Question

How do you write the equation of a circle with the center $\left( {2a,a} \right)$ and touching the y-axis?

Answer 1

First find the radius of the circle by using the horizontal distance from center to y-axis. After that, use the standard equation of the circle with the center $\left( {{x_1},{y_1}} \right)$ and radius of length ‘r’, which is given
$\Rightarrow {\left( {x - {x_1}} \right)^2} + {\left( {y - {y_1}} \right)^2} = {r^2}$
Now put the value of $\left( {{x_1},{y_1}} \right)$ and r to the above equation to get the required equation of the circle.

Complete step-by-step answer:
As we know the standard equation of a circle is given
$\Rightarrow {\left( {x - {x_1}} \right)^2} + {\left( {y - {y_1}} \right)^2} = {r^2}$ ….. (1)
Where $\left( {{x_1},{y_1}} \right)$ is the center of the circle and ‘r’ is the radius of the circle and it is shown with the help of a diagram as,

Now, coming to the question, we are given the center of a circle as (2a, a) and touching the y-axis and hence, we need to determine the equation of the circle.
If the circle touches the y-axis then the radius of the circle is equal to the horizontal distance from the y-axis to the center of the circle.
The distance from the y-axis to the center of the circle is the x coordinate of the center of the circle.
So, in this case the radius is 2a.
So, equation (1) is representing the standard equation of a circle, with center $\left( {{x_1},{y_1}} \right)$ and radius ‘r’. So, we can put $\left( {{x_1},{y_1}} \right)$ as $\left( {2a,a} \right)$ and r as 2a to the equation (1).

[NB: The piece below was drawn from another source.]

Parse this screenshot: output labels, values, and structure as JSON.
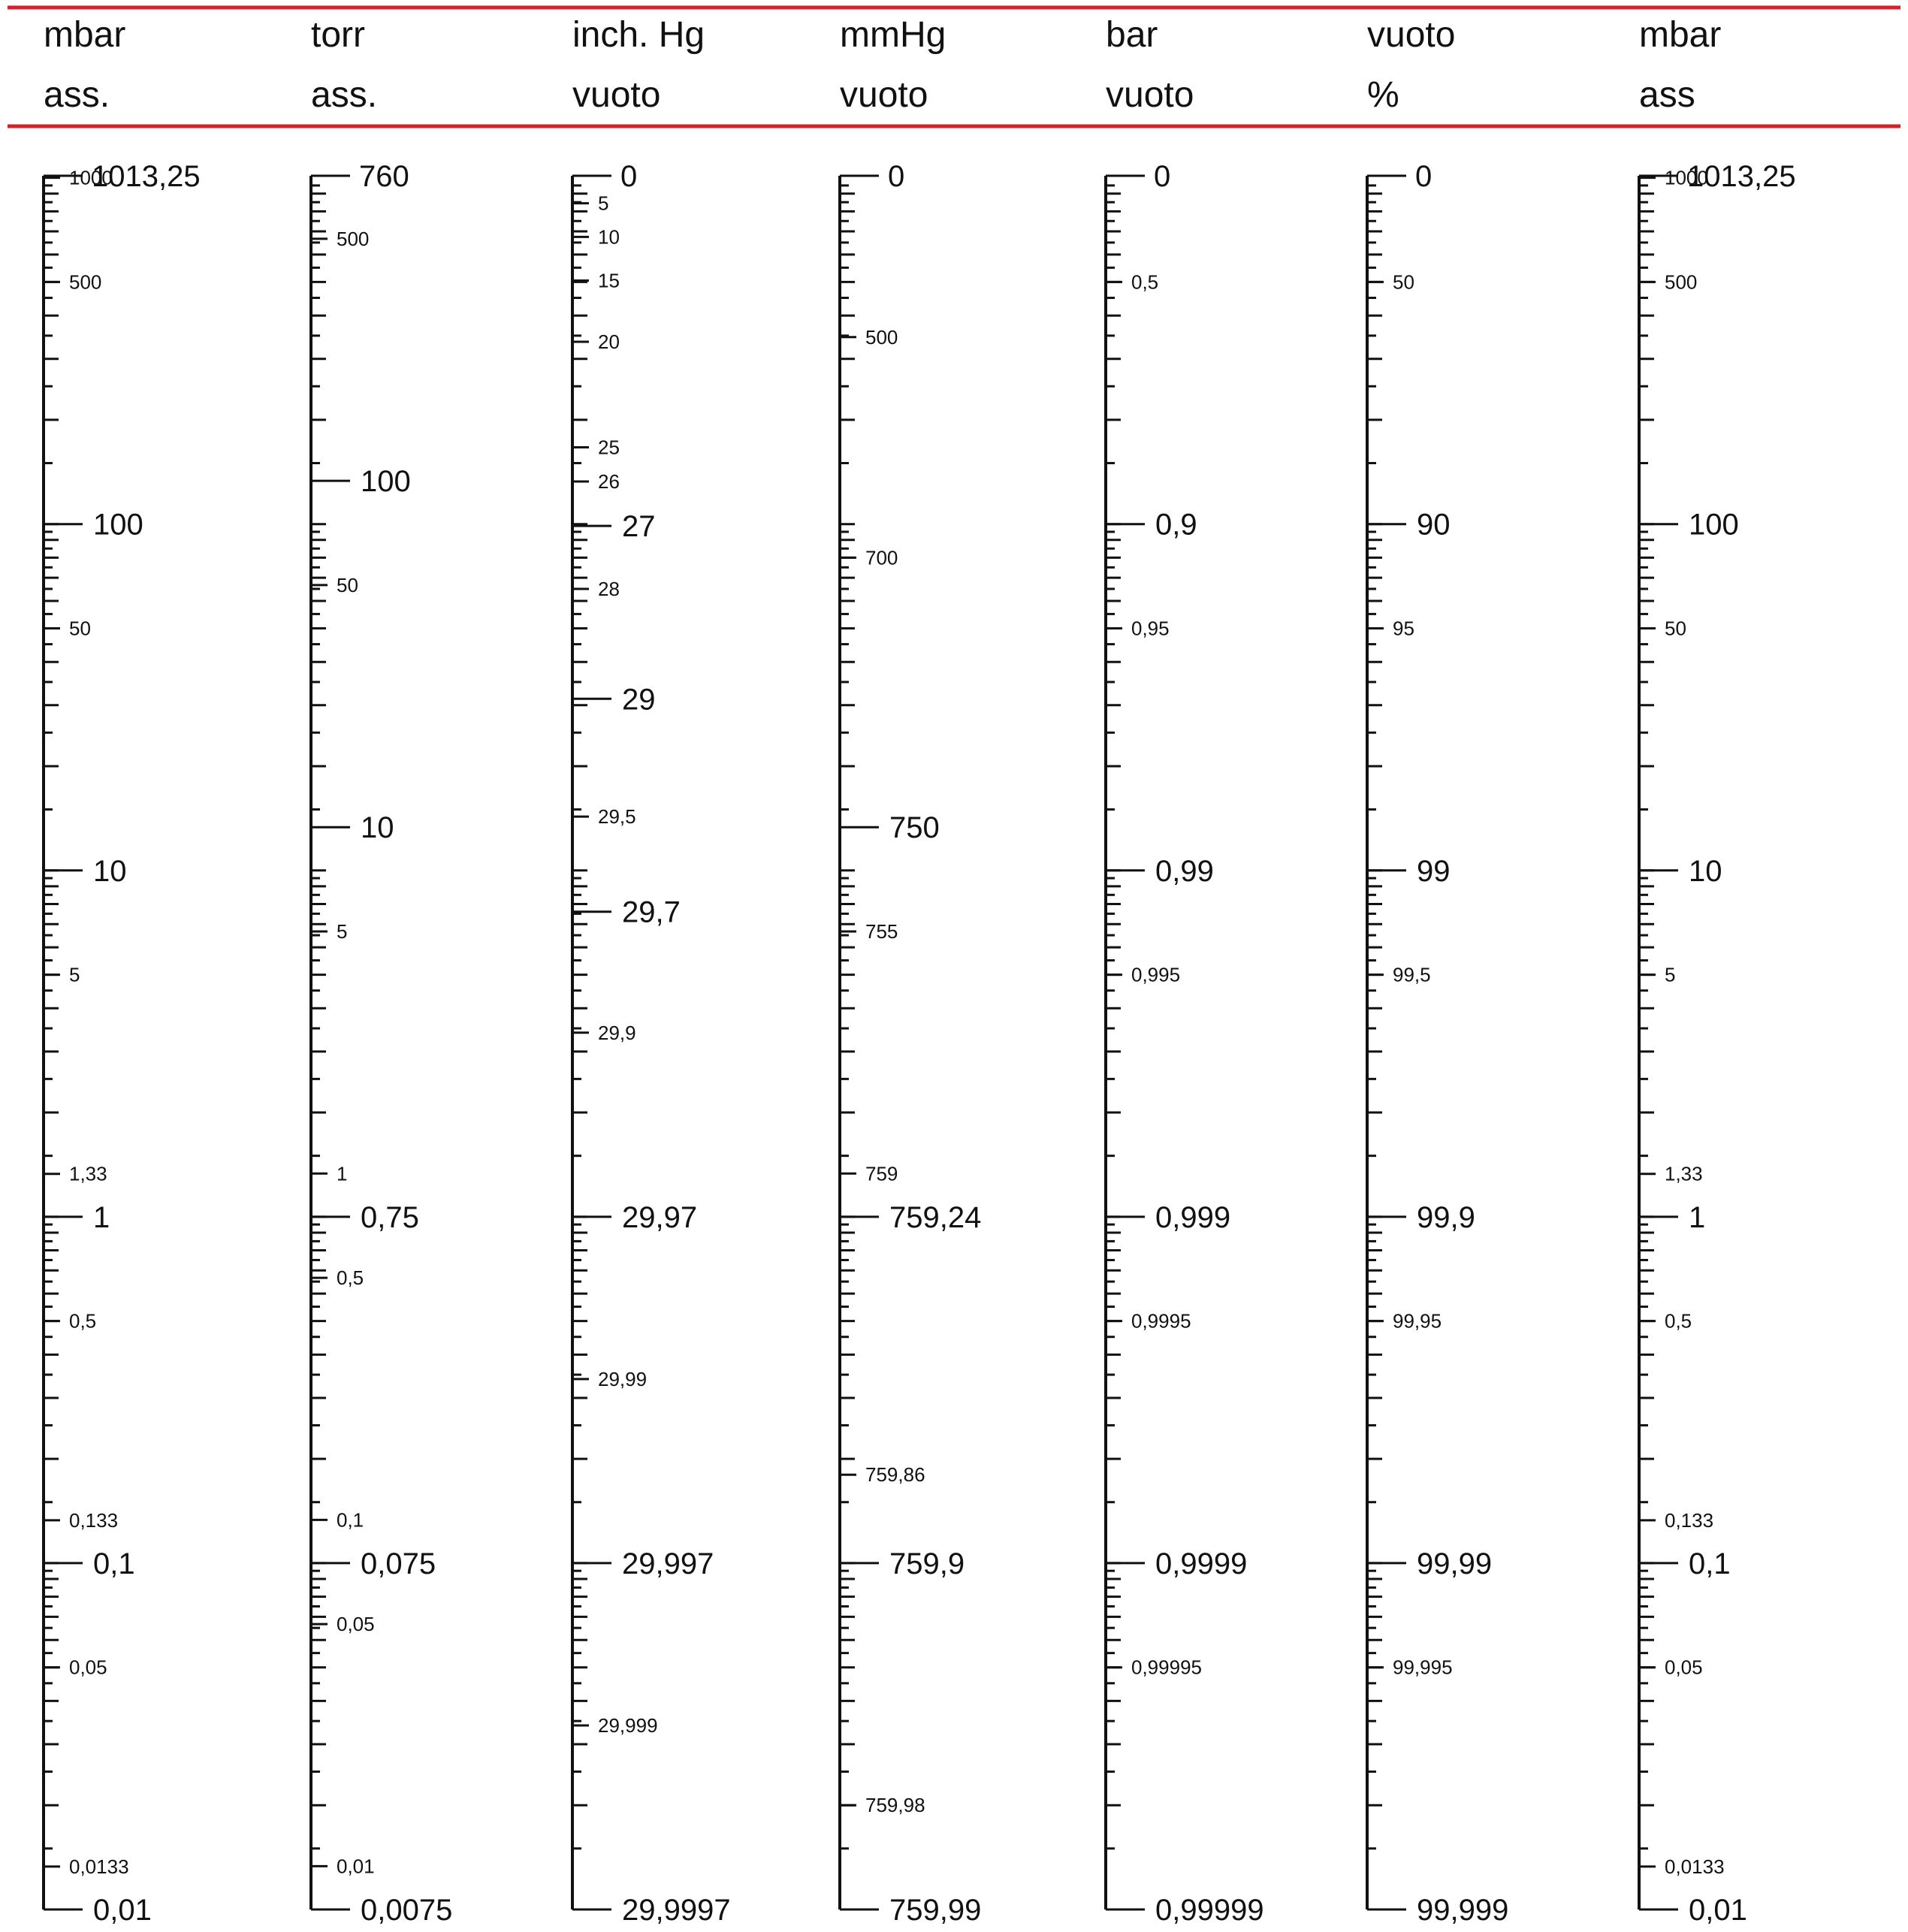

So, we get the equation of the circle.
$\Rightarrow {\left( {x - 2a} \right)^2} + {\left( {y - a} \right)^2} = {\left( {2a} \right)^2}$
Simplify the terms,
$\Rightarrow {\left( {x - 2a} \right)^2} + {\left( {y - a} \right)^2} = 4{a^2}$
Now, we can use the algebraic identity of ${\left( {a - b} \right)^2}$ , which are given
${\left( {a - b} \right)^2} = {a^2} + {b^2} - 2ab$
Hence, we can write the above equation as,
$\Rightarrow {x^2} - 4ax + 4{a^2} + {y^2} - 2ay + {a^2} = 4{a^2}$
Move all terms on the left side,
$\Rightarrow {x^2} - 4ax + 4{a^2} + {y^2} - 2ay + {a^2} - 4{a^2} = 0$
Simplify the terms,
$\Rightarrow {x^2} + {y^2} - 4ax - 2ay + {a^2} = 0$

Hence, the equation of the circle with the given criteria is given ${x^2} + {y^2} - 4ax - 2ay + {a^2} = 0$.

Note:
Another approach to solving the question would be that we can use another standard equation of a circle given
$\Rightarrow {x^2} + {y^2} + 2gx + 2fy + c = 0$
Where $\left( { - g, - f} \right)$ is the center of the circle and $\sqrt {{g^2} + {f^2} - c}$ is the radius of the circle.
So, we can put $\left( { - g, - f} \right)$ as $\left( {2, - 1} \right)$ to get ‘g’ and ‘f’ and equating $\sqrt {{g^2} + {f^2} - c}$ to 4 (radius), we can get the value of ‘c’. So, it can be another approach.
One may prove the standard equation of the circle by the distance formula between two points. It is given
$\Rightarrow D = \sqrt {{{\left( {{x_1} - {x_2}} \right)}^2} + {{\left( {{y_1} - {y_2}} \right)}^2}}$
Suppose general point on a circle as $\left( {x,y} \right)$ and center as $\left( {{x_1},{y_1}} \right)$ and radius as ‘r’ and hence, use the above equation. So, get
$\Rightarrow {\left( {x - {x_1}} \right)^2} + {\left( {y - {y_1}} \right)^2} = {r^2}$